A youth protest has a special vibe to it — the blend of buzzing creativity and unbridled enthusiasm that can only materialize when the people investing in the future fully expect to live to see it. The crowds on the street need the ‘beautiful Russia of the future’ because they need a country to live in for decades to come; the old lunatic only needs a realm to rule until he dies — for all he cares, the country can follow him into the grave. Navalny-era protests were festive occasions, each one giving a boost of energy, each one bringing together thousands of kindred spirits who could see with their own eyes how strong and numerous they were.

Putin killed Alexei Navalny, but he did not kill the phenomenon that Navalny the man had grown to embody.
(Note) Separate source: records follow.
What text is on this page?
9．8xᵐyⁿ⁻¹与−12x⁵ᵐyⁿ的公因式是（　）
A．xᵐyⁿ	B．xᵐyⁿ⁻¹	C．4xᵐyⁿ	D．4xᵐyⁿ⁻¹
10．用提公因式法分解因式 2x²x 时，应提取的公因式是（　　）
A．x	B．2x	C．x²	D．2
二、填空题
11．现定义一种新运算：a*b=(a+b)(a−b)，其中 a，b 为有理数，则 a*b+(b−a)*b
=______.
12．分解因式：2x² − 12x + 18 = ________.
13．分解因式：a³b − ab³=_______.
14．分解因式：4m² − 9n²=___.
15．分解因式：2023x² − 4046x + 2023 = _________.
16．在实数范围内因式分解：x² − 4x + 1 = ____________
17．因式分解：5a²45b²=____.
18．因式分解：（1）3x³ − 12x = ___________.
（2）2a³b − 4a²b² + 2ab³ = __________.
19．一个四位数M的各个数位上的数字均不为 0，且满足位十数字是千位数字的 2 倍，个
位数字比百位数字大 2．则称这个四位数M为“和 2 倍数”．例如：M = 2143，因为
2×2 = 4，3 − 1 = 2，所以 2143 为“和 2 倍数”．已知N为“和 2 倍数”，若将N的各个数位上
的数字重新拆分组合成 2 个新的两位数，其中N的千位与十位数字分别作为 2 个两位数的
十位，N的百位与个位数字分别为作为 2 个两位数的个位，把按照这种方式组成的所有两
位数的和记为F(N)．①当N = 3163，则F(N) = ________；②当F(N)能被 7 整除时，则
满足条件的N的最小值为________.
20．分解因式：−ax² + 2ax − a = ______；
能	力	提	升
Navalny will live for as long as we ridicule the dictator, for as long as we expose crooks and thieves for what they really are, for as long as we find ever more new forms of protest, and for as long as we keep truly, sincerely, and firmly believing in the Beautiful Russia of the Future, doing whatever we can to render it a Beautiful Russia of the Present. Navalny will live so long as we do not surrender; this was his political will, and we must execute it — if not, we will kill Navalny with our own hands, and this time it will be for real.

Are we up to the task? The outcome is not set in stone, of course. But it’s easier to put some Novichok on a pair of underpants than it is to crush thousands of people determined to stay strong. Navalny will haunt Putin everywhere like a recurring nightmare — in the form of a Gulag victims memorial half-covered with flowers, of vigils all over the country despite a total ban on any public protest, of new journalistic investigation videos gathering millions of views, of sudden long lines appearing at polling stations at a specific time with the expressed purpose of demonstrating just how many Russians still inside Russia are eager to see the end of the dictatorship. Hordes of law enforcement officers will be running around, stretching themselves thin in an attempt to mask all of the holes in the Emperor’s authority, and Navalny will be watching them from heaven, roaring with laughter.

I can see that today many feel as though the ghostly light at the end of the damned tunnel, a light that already appeared to be flickering, has been snuffed out for good. This feeling of hopelessness and despair is understandable. We are all heartbroken — and that is exactly the impact Putin hoped for.

But that’s today.

Tomorrow we will be the ones to act.